The math is simple. If an MP earns 72 times more than the ordinary Kenyan, but delivers 72 times less in service, then something is fatally wrong. If an MP is paid millions to sleep, fight, and loot, while a teacher is paid peanuts to educate the next generation, then something is broken beyond repair. That something is Parliament.
Our children deserve better. They deserve schools funded by budgets, not drained by corruption. They deserve hospitals stocked with medicine, not drained by foreign trips for MPs. They deserve a Parliament that writes laws for justice, not for theft. If we keep this Parliament, we rob them of the future before they even taste it.
We must teach these leaders a lesson, not with stones, not with riots, but with ballots. A clean sweep of this Parliament is the only way to reset Kenya. Remove the greedy, incompetent, and inept. Replace them with people of integrity, with leaders who understand service is sacrifice, not self-enrichment.
And yes, such people exist. They are often overshadowed by noise, outspent by cartels, and ignored by the media. But they are there. We must find them, support them, and elect them. Kenya cannot afford another five years of comedy dressed as legislation.
This is not about hating MPs. It is about saving Kenya. It is about ending an experiment that has failed spectacularly. It is about telling leaders that Parliament is not a feeding trough, it is a sacred duty.
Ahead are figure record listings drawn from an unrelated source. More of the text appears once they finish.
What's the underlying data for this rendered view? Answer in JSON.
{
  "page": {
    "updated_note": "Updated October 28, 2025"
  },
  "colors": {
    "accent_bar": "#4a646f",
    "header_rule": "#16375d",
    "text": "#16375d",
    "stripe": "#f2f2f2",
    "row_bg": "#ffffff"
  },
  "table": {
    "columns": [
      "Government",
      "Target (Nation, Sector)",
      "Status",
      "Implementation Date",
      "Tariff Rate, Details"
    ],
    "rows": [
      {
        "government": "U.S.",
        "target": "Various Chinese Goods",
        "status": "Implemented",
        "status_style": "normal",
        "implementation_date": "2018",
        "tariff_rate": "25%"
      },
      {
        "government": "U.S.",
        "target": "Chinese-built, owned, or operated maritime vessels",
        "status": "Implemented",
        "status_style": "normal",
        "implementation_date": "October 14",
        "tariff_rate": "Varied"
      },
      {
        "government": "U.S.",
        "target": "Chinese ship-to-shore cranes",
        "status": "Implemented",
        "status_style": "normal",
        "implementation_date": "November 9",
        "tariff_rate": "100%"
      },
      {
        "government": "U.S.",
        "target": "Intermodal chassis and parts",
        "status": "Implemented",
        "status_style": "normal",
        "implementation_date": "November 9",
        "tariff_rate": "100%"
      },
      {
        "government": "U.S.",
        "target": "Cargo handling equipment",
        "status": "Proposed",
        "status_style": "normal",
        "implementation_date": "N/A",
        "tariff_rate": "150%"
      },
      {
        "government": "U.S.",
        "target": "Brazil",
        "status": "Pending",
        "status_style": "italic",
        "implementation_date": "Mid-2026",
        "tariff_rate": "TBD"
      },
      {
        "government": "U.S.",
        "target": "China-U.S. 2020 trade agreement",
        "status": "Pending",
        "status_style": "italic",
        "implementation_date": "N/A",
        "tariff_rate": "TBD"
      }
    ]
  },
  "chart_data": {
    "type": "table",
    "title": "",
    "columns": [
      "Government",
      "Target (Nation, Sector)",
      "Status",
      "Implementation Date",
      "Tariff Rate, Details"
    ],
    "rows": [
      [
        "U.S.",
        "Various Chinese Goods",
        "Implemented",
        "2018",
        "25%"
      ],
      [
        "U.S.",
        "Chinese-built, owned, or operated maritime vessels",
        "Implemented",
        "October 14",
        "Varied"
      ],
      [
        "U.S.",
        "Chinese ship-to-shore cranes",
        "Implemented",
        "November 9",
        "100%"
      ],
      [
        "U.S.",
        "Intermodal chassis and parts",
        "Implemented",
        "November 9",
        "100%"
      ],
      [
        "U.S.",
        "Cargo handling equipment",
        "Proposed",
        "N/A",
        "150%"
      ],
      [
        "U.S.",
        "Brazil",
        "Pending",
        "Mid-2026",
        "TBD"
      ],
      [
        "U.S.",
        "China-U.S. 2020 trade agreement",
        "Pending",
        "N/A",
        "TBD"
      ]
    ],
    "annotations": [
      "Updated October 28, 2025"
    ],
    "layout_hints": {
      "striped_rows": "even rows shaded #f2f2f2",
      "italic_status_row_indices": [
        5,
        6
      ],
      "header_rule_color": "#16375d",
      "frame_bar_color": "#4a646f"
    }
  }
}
And those who treat it as a trough must be sent home in shame.
We must remember that sovereignty belongs to the people, not to Parliament. They are our servants, not our masters. We pay them, not the other way around. And if servants eat while the masters starve, then the masters must fire the servants. It is that simple.
The cost of ignorance is too high. For every shilling MPs award themselves, a child drops out of school. For every allowance they inflate, a hospital loses medicine. For every kickback they take, a farmer loses market. Their greed has a price tag, and it is paid in Kenyan lives.
We cannot continue like this. To keep this Parliament is to endorse theft. To re-elect these MPs is to volunteer for slavery. To excuse their greed is to betray your children. 2027 is not just another election. It is a referendum on whether Kenyans choose to be citizens or serfs.
Let us be blunt: this Parliament must go. All of it. Swept out by an awakened people. Sent home to taste the poverty they have inflicted. Taught that leadership is not a business but a duty. Only then will Kenya begin to heal.
For too long, greed has destroyed us. For too long, we have been ignorant and clueless. For too long, we have allowed parasites to feast while we beg for crumbs. Enough is enough. A Parliament of greed cannot coexist with a nation of hope. One must go.
And if we fail to act? If we elect them again in 2027? Then we should not cry when taxes rise, when hospitals collapse, when schools rot, when youth flee the country. We will have chosen our pain. We will have signed our slavery. We will have betrayed ourselves.
The warning is simple, Wakenya: remove this Parliament, or prepare to be buried by it.